Non pas, ne rêve pas, tu n’es pas Maryse Condé capable de tenir ensemble l’esclave, le colonisé déraciné, le créole perdu, le retour vers l’Afrique, le noir d’Amérique, le noir des Caraïbes, l’Afro-descendant de tous les continents, le combattant de la mémoire, celui de la cause noire, le décolonisé, l’assimilé heureux, le faux blanc, le blanc repentant, tu n’es pas tout cela, tu n’es rien du tout. Il faut être Maryse Condé pour raconter l’histoire du roi Béhanzin et de sa descendance, l’extraordinaire complexité créée par l’esclavagisme et la colonisation.
Raconte-moi l’histoire du roi Béhanzin si tu la connais
Je te préviens, je ne raconte pas aussi bien qu’elle, et puis je découvre et je n’ai jamais vécu ses contradictions dans ma chair, je veux juste les remettre au jour. Allons-y !Béhanzin était roi du Dahomey, voulait garder son pays libre et continuer à guerroyer et commercer avec les Européens. Il vendait de l’huile de palme, mais sans doute plus autant d’esclaves que ses ancêtres puisque l’esclavage était officiellement aboli. Lorsqu’il se rendit aux Français en 1892 (c’est un Franco-sénégalais [un afro-descendant] qui reçut sa reddition), ils l’exilèrent en Martinique avec quatre de ses épouses, un de ses fils, trois de ses filles et un traducteur. La population ne l’accueillit pas bien ou plutôt comme un bête curieuse encore entourée d’esclaves. Il ne se plut pas en Martinique dont il ne parlait pas la langue, dont le climat ne lui convenait pas et où la Pelée l’effrayait. Son fils commença au contraire de brillantes études chez les frères de Ploërmel. Demandant sans cesse de retourner au pays, la France ne répondit pas à ses demandes et l’exila en Algérie, à Blida où il mourut en 1906, le 10 décembre 1906. Au Dahomey, devenu Bénin, on honore sa mémoire. Il symbolise la résistance face au colon et le refus de laisser sa patrie aux mains des étrangers. « Le requin se rend, mais les fils du requin ne trahiront pas. » Aurait-il déclaré.

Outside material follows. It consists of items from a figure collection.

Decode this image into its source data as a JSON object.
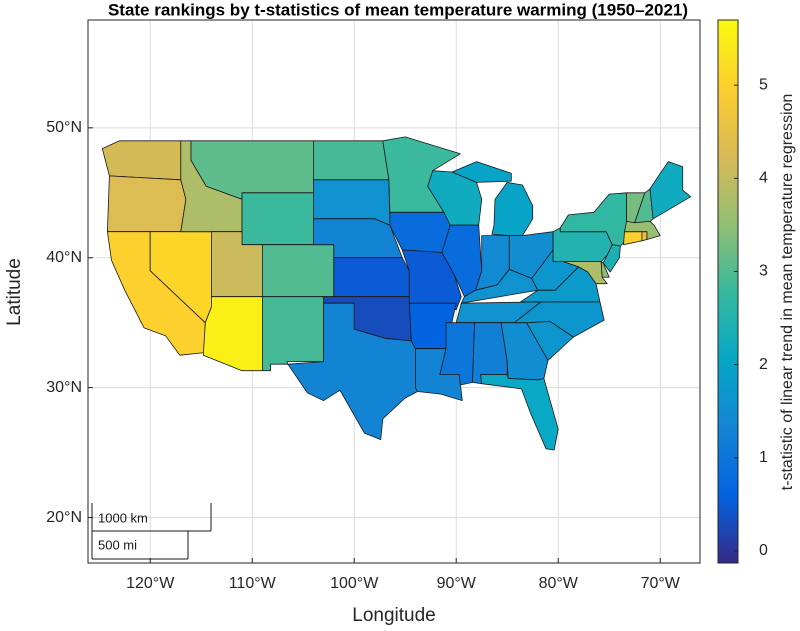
{
  "chart_data": {
    "type": "choropleth",
    "title": "State rankings by t-statistics of mean temperature warming (1950–2021)",
    "xlabel": "Longitude",
    "ylabel": "Latitude",
    "xlim": [
      -126.1,
      -66.1
    ],
    "ylim": [
      16.5,
      58.3
    ],
    "xticks": [
      {
        "value": -120,
        "label": "120°W"
      },
      {
        "value": -110,
        "label": "110°W"
      },
      {
        "value": -100,
        "label": "100°W"
      },
      {
        "value": -90,
        "label": "90°W"
      },
      {
        "value": -80,
        "label": "80°W"
      },
      {
        "value": -70,
        "label": "70°W"
      }
    ],
    "yticks": [
      {
        "value": 20,
        "label": "20°N"
      },
      {
        "value": 30,
        "label": "30°N"
      },
      {
        "value": 40,
        "label": "40°N"
      },
      {
        "value": 50,
        "label": "50°N"
      }
    ],
    "grid": true,
    "values": [
      4.2,
      4.3,
      5.0,
      5.1,
      3.8,
      3.1,
      2.8,
      4.1,
      5.5,
      3.0,
      2.9,
      2.9,
      1.6,
      1.3,
      0.5,
      0.3,
      1.3,
      2.8,
      0.8,
      0.5,
      0.6,
      1.3,
      2.2,
      0.8,
      2.0,
      1.4,
      1.5,
      1.6,
      1.6,
      1.0,
      1.2,
      1.5,
      2.1,
      1.7,
      1.7,
      1.8,
      1.7,
      2.5,
      2.7,
      2.4,
      3.5,
      3.8,
      5.0,
      4.5,
      3.6,
      3.3,
      3.0,
      2.2
    ],
    "colorbar": {
      "label": "t-statistic of linear trend in mean temperature regression",
      "lim": [
        -0.13,
        5.7
      ],
      "ticks": [
        0,
        1,
        2,
        3,
        4,
        5
      ]
    },
    "colormap": [
      "#352a87",
      "#0363e1",
      "#1485d4",
      "#06a7c6",
      "#38b99e",
      "#92bf73",
      "#d9ba56",
      "#fcce2e",
      "#f9fb0e"
    ],
    "scale_bar": [
      "1000 km",
      "500 mi"
    ]
  }
}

Et son fils Ouanilo, qu’est-il devenu ?
Ouanilo qui n’avait que 7 ans lorsqu’il accompagna son père en exil est surnommé le prince courageux. Il sollicité d’abord son entrée à Saint-Cyr ce que les autorités refusèrent, puis devint avocat et enfin chef du contentieux des chemins de fer du midi. Il s’enrôla lors de la Première Guerre mondiale, épousa une Française d’une grande famille bordelaise, fille du consul d’Argentine à Bordeaux et obtint en 1928 de la France qu’elle renvoie les cendres de son père à Abomey. Il mourut à Dakar sur le chemin du retour en France.Sa femme obtint le retour de ses restes à Bordeaux. 78 ans plus tard, en 2006, la France accepta son retour au Bénin sur la terre de ses ancêtres.
Une histoire qui dure !
Une histoire qui dure où les haines et les peurs sont tenaces; une histoire violente où la violence est à chaque pas. « Bec en Zinc – Béhanzin » avait fait disparaître son frère pour accéder au trône, pratiquait l’esclavage, les sacrifices humains, commerçait les armes avec les puissances coloniales concurrente de la France, adorait les vins français qui remplissaient sa cave comme les cranes humains décoraient son palais. Tirailleurs sénégalais et Légion étrangère contre amazones. Prises de guerre et terreurs persistantes : le trône du roi Béhanzin fait partie des collections du musée du quai Branly, sa statue trône à Abomey. Il faut le talent de Maryse Condé et de ses derniers rois-mages pour raconter cette histoire sans prendre parti. L’histoire du roi Béhanzin n’a pas fini de diviser.